Sasha’s face lit up.
“But it does need work. Particularly in the first section, some of your equations look shaky to me. Given how much you’re extrapolating from those foundations…hey, don’t look so crestfallen.” He kissed her. “This is good stuff, Sasha. You can’t expect to get it pitch-perfect on a first draft.”
“I suppose not.”
“Look, I tell you what. Make me a copy of it. If you like I’ll look at the problems in more detail over the summer.”
“Would you really have time?”
“Well, not really. But I’ll make time,” he said magnanimously, pulling on his jeans and buttoning up his shirt. Sasha looked so utterly ravishable he was half tempted to screw her again. But until he had that document safely in his possession, he knew he wouldn’t be able to think about anything else.
“I’ll e-mail it to you when we get back to college,” said Sasha.
“No, no, don’t do that,” said Theo hastily. “I hate e-mail. Just stick it on a disc and drop it in my mail slot before you go.”
Sasha watched him stand up and brush the grass and dust off his clothes.
He’s so perfect. Handsome, brilliant, kind, the whole package. How on earth am I going to survive the summer without him?
Two weeks later Theresa Dexter sat at her desk at home, watching Theo scribbling feverishly at
his
desk, and said a silent prayer of thanks.
Thank you, God, for making him happy again. For bringing him back to me.
Eighteen months ago Theo had been as miserable as she’d ever known him. Theresa knew that the spiteful gibes of his fellow physicists were hurtful to him. She also suspected that her husband felt the absence of a child in their lives much more keenly than he admitted to her. But she felt sure that his depression was more than that. Something was wrong, and as hard as she tried to discover what it was and to reconnect with him, she couldn’t.
Then miraculously, around Christmas of that year, Theo’s spirits had lifted. He still came home tired. But he
left
home full of the joys of spring, bouncing out of the house like Tigger. It made Theresa’s heart sing to watch him.

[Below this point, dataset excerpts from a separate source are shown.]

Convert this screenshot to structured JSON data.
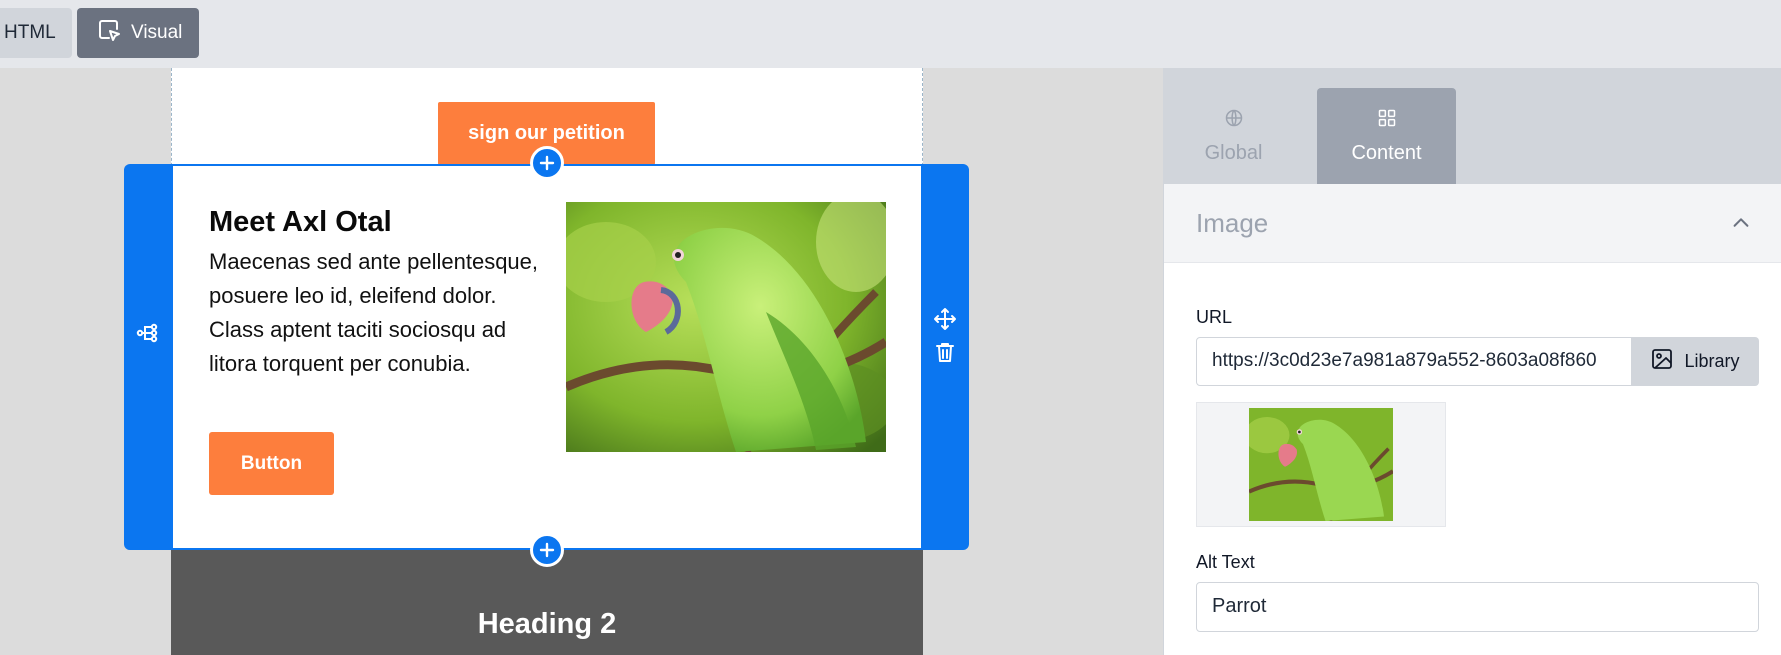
{
  "toolbar": {
    "html_label": "HTML",
    "visual_label": "Visual"
  },
  "canvas": {
    "petition_button": "sign our petition",
    "section": {
      "title": "Meet Axl Otal",
      "body": "Maecenas sed ante pellentesque, posuere leo id, eleifend dolor. Class aptent taciti sociosqu ad litora torquent per conubia.",
      "button_label": "Button",
      "image_alt": "Parrot"
    },
    "dark_section_heading": "Heading 2"
  },
  "panel": {
    "tabs": [
      {
        "label": "Global",
        "icon": "globe-icon",
        "active": false
      },
      {
        "label": "Content",
        "icon": "grid-icon",
        "active": true
      }
    ],
    "section_title": "Image",
    "url_label": "URL",
    "url_value": "https://3c0d23e7a981a879a552-8603a08f860",
    "library_label": "Library",
    "alt_label": "Alt Text",
    "alt_value": "Parrot"
  },
  "colors": {
    "accent_blue": "#0b76f0",
    "orange_button": "#fd7e3d",
    "dark_section": "#595959"
  }
}
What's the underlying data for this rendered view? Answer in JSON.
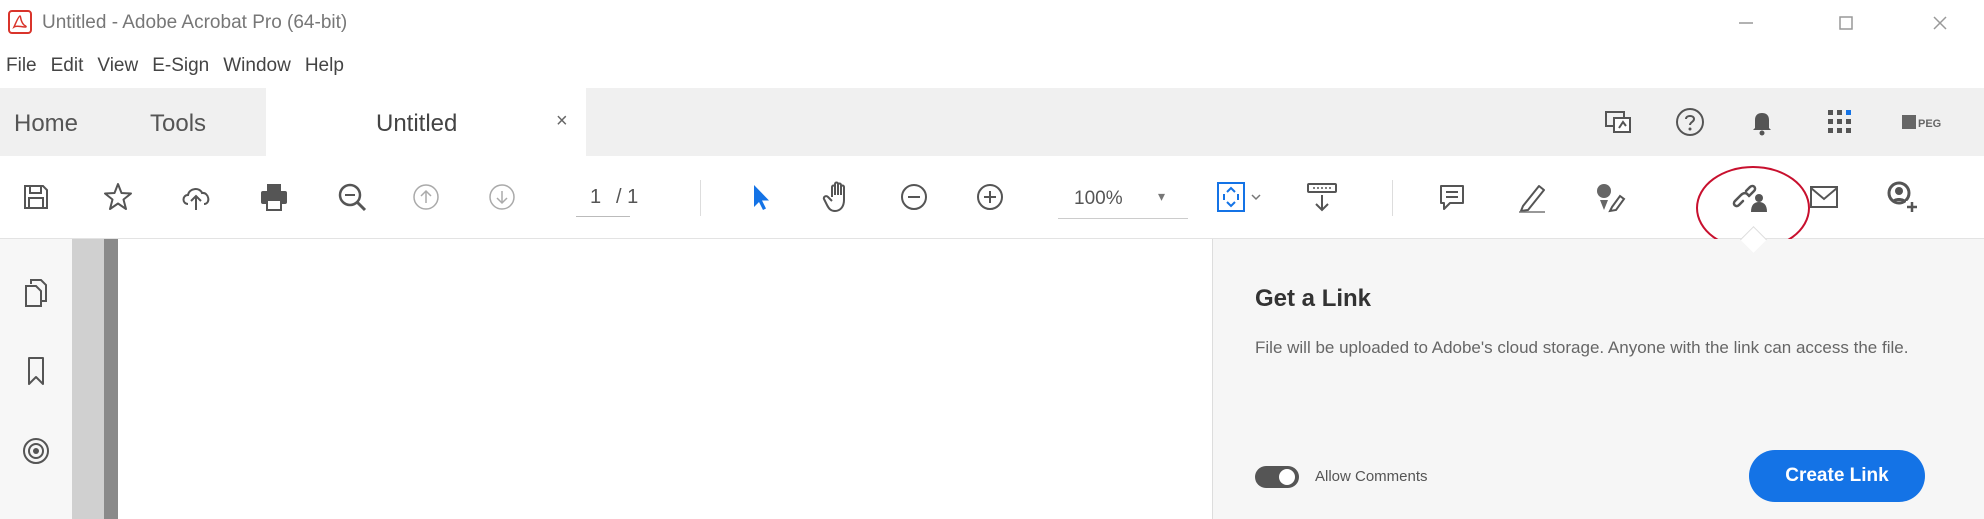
{
  "window": {
    "title": "Untitled - Adobe Acrobat Pro (64-bit)",
    "buttons": [
      "minimize-icon",
      "maximize-icon",
      "close-icon"
    ]
  },
  "menu": {
    "items": [
      "File",
      "Edit",
      "View",
      "E-Sign",
      "Window",
      "Help"
    ]
  },
  "tabs": {
    "home": "Home",
    "tools": "Tools",
    "document": "Untitled",
    "close": "×"
  },
  "toolbar": {
    "page_current": "1",
    "page_total": "/ 1",
    "zoom": "100%",
    "zoom_caret": "▾"
  },
  "panel": {
    "title": "Get a Link",
    "description": "File will be uploaded to Adobe's cloud storage. Anyone with the link can access the file.",
    "toggle_label": "Allow Comments",
    "toggle_on": true,
    "button_label": "Create Link"
  },
  "profile": {
    "badge_text": "PEG"
  },
  "colors": {
    "accent": "#1473e6",
    "highlight": "#c8102e",
    "pointer_tool": "#1473e6"
  }
}
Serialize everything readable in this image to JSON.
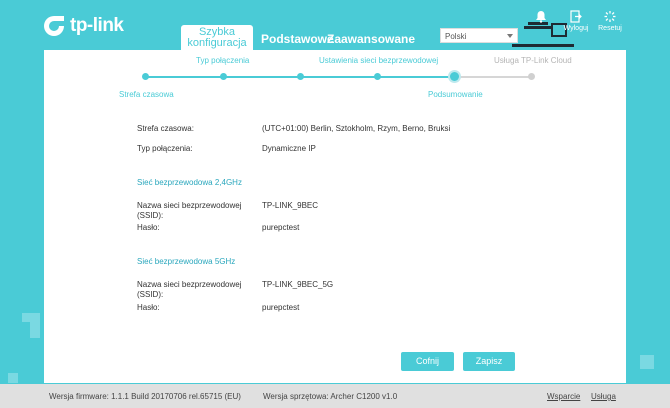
{
  "brand": {
    "name": "tp-link",
    "color": "#4acbd6"
  },
  "nav": {
    "quick_setup_line1": "Szybka",
    "quick_setup_line2": "konfiguracja",
    "basic": "Podstawowe",
    "advanced": "Zaawansowane"
  },
  "language": {
    "selected": "Polski"
  },
  "header_buttons": {
    "logout": "Wyloguj",
    "reboot": "Resetuj"
  },
  "steps": {
    "top": [
      "Typ połączenia",
      "Ustawienia sieci bezprzewodowej",
      "Usługa TP-Link Cloud"
    ],
    "bottom": [
      "Strefa czasowa",
      "Podsumowanie"
    ]
  },
  "summary": {
    "timezone_label": "Strefa czasowa:",
    "timezone_value": "(UTC+01:00) Berlin, Sztokholm, Rzym, Berno, Bruksi",
    "conn_label": "Typ połączenia:",
    "conn_value": "Dynamiczne IP",
    "wifi24_title": "Sieć bezprzewodowa 2,4GHz",
    "wifi5_title": "Sieć bezprzewodowa 5GHz",
    "ssid_label_1": "Nazwa sieci bezprzewodowej",
    "ssid_label_2": "(SSID):",
    "pass_label": "Hasło:",
    "ssid24_value": "TP-LINK_9BEC",
    "pass24_value": "purepctest",
    "ssid5_value": "TP-LINK_9BEC_5G",
    "pass5_value": "purepctest"
  },
  "actions": {
    "back": "Cofnij",
    "save": "Zapisz"
  },
  "footer": {
    "firmware": "Wersja firmware: 1.1.1 Build 20170706 rel.65715 (EU)",
    "hardware": "Wersja sprzętowa: Archer C1200 v1.0",
    "support": "Wsparcie",
    "app": "Usługa"
  }
}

By the spring, their sex life had begun to revive, and in the last six months it had positively exploded. It was like dating a teenager, the energy, the
enthusiasm
…Theresa’s hands were shaking when she screwed up her courage and asked Theo if they could try IVF. Ever since the meeting with Dr. Thomas, he’d been implacable on that score: it was expensive, and it wouldn’t work. But to Theresa’s delighted amazement, he agreed right away, even taking her out to their favorite curry house to celebrate the decision with chickenjalfrezi and two large Cobras. Walking home hand in hand, happily bloated on naan and beer, Theresa realized what had been missing in her marriage for so long: fun. She didn’t know what had wrought the change in Theo, and she didn’t care.
We’re going to be happy again.
Theresa finished her own book in the spring but never published it. Theo, meanwhile, was still struggling with his follow-up edition to
Prospective Signatures
. It was the one part of his life that clearly still troubled him. And the one area where Theresa, whose knowledge of physics would have fit comfortably on the back of a stamp, was completely unable to help him.